4. trees losing leaves expose hidden bird nests.

5. night, and it is warm coupled with the strangest, lightest, more intermittent rain. it's windy and very dark, and the trees are whispering to me their secrets. i love fall nights.

Sunday, October 4, 2009

10.04.09

1. "Dry Grass and Shadows" by Alela Diane.


2. my freedom (which has been reclaimed by me today--opening the door to defining myself outside of the confines of another person--but rather, simply as me). i was never very good at relationships, anyway.

3. my brother and his new wife. both are much loved. this photo is sitting on my desk:


4. Band of Skulls' song "Honest."


5. that bit of cold that fall brings with it at night. it always whispers of possibilities and makes me reminisce about running crazy under orange street lamps.

Thursday, October 1, 2009

10.01.09

1. shuffling through the fall leaves. brown and crisp on the brick; they make a sound not unlike aluminum foil. they kick up dead leaf smell. i love fall.

2. rows of art magazines; ad magazines; interior design magazines; news magazines; fashion magazines; feminist magazines. in a little shop in athens. love!

3. remembering boulder: warm soy chai in my hands. my jeans ripped and exposing my legs to the cold ground as i sit on living grass and dead leaves. mark is saying something that i don't like. and the flatirons are pushed up against each other like a traffic pile-up. the aspen leaves are brilliant yellow.

4. this girl's voice.

Monday, September 28, 2009

09.28.09

1. stormy dramatics of the morning sky.

2. First Aid Kit's cover of Graham Nash's "Simple Man."


3. Alela Diane's "White as Diamonds."


4. remembering boulder: Jack said, pain and beauty. they are the same.
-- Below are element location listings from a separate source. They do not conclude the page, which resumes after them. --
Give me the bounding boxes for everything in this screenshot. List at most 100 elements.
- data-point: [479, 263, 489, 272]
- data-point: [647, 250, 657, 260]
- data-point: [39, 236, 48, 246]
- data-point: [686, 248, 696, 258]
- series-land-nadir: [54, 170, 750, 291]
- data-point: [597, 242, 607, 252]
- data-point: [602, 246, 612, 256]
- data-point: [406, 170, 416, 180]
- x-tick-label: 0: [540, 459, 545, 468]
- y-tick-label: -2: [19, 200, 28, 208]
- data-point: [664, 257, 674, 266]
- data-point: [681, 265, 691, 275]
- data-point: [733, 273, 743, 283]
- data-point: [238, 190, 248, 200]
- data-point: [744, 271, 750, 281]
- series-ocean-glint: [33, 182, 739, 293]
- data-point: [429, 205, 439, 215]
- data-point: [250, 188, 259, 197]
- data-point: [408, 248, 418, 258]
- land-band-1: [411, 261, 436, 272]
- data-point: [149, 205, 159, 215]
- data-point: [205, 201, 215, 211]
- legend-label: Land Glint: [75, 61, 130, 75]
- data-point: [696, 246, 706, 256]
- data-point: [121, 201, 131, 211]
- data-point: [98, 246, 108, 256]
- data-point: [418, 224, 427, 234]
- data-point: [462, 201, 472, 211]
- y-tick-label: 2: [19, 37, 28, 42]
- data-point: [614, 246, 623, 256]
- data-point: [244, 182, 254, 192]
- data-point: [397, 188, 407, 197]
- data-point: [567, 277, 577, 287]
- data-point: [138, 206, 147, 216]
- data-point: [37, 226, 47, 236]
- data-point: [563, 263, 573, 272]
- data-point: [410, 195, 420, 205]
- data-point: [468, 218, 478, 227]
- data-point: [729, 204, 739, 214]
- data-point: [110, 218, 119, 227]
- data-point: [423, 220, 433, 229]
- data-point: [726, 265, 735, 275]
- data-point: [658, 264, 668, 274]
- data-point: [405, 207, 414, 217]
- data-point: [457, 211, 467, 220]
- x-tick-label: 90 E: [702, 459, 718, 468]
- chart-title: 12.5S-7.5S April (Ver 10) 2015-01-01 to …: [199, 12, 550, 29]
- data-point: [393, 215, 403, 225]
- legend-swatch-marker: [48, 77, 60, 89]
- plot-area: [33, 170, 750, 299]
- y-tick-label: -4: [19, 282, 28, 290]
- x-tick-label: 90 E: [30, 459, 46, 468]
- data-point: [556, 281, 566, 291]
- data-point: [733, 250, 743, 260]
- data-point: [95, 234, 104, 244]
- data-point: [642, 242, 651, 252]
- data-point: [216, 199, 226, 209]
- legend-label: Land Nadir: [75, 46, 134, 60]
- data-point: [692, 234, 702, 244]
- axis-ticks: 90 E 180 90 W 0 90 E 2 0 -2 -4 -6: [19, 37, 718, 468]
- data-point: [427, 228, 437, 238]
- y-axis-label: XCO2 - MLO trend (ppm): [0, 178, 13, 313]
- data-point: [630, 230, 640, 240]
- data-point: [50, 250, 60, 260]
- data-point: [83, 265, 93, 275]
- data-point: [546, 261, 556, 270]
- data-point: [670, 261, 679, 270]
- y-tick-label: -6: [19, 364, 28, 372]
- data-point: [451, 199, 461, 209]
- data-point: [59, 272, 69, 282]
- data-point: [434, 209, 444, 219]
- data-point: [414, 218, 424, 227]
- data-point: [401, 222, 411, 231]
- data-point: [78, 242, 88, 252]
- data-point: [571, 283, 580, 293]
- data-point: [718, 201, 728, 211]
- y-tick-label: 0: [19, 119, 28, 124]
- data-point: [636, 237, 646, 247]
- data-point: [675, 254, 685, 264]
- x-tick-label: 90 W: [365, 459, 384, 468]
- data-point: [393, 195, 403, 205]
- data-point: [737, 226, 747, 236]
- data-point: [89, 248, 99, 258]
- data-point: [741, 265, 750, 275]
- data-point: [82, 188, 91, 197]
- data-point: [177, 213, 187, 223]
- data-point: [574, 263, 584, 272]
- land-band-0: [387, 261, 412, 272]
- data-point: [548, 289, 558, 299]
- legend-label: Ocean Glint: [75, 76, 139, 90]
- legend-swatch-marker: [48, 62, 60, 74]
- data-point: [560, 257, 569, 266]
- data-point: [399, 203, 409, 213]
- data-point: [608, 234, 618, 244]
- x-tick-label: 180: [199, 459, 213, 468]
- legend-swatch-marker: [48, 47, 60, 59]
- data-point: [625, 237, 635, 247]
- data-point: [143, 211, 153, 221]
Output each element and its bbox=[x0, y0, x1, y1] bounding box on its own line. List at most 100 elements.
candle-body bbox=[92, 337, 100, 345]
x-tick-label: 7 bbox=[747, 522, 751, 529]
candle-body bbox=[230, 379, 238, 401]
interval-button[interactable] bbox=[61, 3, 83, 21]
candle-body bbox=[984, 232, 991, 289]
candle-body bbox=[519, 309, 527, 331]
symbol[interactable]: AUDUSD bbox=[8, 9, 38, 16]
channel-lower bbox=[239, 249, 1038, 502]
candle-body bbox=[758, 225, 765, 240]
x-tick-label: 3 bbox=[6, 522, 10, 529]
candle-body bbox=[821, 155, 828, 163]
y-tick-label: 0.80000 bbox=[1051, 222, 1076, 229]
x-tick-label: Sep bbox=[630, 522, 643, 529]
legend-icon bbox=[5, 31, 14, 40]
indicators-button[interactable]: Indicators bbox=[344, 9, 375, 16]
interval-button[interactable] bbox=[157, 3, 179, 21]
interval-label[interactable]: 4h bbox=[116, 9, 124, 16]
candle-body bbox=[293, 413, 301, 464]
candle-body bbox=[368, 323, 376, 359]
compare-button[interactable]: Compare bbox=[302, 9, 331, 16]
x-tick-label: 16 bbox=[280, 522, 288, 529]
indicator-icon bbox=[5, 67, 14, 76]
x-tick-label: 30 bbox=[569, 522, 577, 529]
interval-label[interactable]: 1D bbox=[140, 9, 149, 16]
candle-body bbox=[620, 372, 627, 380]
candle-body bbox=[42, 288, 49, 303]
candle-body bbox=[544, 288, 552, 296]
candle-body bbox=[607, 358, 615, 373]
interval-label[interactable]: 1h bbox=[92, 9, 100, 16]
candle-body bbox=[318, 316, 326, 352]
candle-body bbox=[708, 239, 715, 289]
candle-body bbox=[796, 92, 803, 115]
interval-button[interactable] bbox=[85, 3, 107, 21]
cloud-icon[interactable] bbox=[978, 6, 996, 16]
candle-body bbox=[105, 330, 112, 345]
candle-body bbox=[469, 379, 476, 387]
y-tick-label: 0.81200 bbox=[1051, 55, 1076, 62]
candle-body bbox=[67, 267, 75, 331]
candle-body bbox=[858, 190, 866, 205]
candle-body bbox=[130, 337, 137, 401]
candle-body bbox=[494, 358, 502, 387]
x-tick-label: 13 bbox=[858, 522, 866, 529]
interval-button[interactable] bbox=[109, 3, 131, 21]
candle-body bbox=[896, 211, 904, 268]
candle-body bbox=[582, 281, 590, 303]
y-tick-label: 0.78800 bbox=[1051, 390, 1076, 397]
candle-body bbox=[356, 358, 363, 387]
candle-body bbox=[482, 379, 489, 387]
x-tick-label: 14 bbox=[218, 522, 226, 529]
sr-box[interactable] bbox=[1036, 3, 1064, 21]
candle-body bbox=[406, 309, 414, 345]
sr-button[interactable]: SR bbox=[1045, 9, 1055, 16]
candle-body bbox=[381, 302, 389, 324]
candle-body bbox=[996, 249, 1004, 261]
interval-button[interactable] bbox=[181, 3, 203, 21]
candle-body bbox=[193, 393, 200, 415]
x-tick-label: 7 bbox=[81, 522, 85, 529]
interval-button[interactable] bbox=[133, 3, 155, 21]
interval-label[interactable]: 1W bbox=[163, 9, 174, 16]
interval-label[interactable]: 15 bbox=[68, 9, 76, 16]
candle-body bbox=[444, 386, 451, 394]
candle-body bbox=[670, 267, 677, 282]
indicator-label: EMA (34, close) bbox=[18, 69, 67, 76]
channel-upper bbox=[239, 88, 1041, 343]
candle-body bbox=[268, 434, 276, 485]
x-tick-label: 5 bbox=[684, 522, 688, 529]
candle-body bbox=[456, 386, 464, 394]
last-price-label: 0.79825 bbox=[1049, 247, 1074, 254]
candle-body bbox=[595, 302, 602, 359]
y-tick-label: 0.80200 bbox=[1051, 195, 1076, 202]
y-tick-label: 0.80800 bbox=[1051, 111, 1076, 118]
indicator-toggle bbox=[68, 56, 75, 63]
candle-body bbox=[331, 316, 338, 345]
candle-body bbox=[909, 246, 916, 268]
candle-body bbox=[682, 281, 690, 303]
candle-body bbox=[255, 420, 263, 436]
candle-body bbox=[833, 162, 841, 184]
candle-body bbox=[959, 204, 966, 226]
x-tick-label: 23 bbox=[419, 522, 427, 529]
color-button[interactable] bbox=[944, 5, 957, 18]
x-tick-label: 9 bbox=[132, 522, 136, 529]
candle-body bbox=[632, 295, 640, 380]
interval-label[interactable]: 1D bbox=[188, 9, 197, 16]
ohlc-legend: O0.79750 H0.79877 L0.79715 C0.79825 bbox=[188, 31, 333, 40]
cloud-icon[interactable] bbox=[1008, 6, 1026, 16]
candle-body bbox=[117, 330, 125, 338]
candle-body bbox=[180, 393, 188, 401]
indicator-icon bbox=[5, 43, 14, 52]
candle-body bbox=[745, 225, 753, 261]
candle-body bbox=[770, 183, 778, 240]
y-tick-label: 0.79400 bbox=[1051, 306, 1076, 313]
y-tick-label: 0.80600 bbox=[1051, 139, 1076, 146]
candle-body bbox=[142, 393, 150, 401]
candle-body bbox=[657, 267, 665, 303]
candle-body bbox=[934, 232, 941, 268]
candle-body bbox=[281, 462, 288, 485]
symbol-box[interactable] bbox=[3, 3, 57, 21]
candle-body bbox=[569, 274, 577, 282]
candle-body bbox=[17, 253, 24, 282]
Sunday, September 27, 2009

09.27.09

1. rain falling lightly on yellow leaves on the ground. some have newly been kicked over. for now, with the rain falling around them, they have exposed a bit of dry ground in their shape. it's reminding me of Andy Goldsworthy's work.



2. blackburn auditorium. night. some of the bricks along the side are dull, but some are reflecting the light of the streetlamps ahead.

3. trees by nelson with those salmon-coloured berries. i have yet to figure out what kind of tree they are.

Sunday, September 20, 2009

09.20.09

1. yesterday: Belkis texting a message to her boyfriend on her phone. her face glowed with sudden joy, and i felt the euphoria come off of her in a sudden wave of emotion.

2. this cover of the Cure's "just like heaven" by the Watson Twins.

Thursday, September 17, 2009

09.17.09

1. sunlight filtering through greenest foliage. two haphazard square stones--perhaps old foundation pieces--commune on the slanted hillside.

2. remembering yesterday: acorns being shaken free from trees by the wind. they fall around me in a cadence not so far from raindrops.

3. a katydid that has expired on the windowsill. i pick it up for cody. it has a cute face.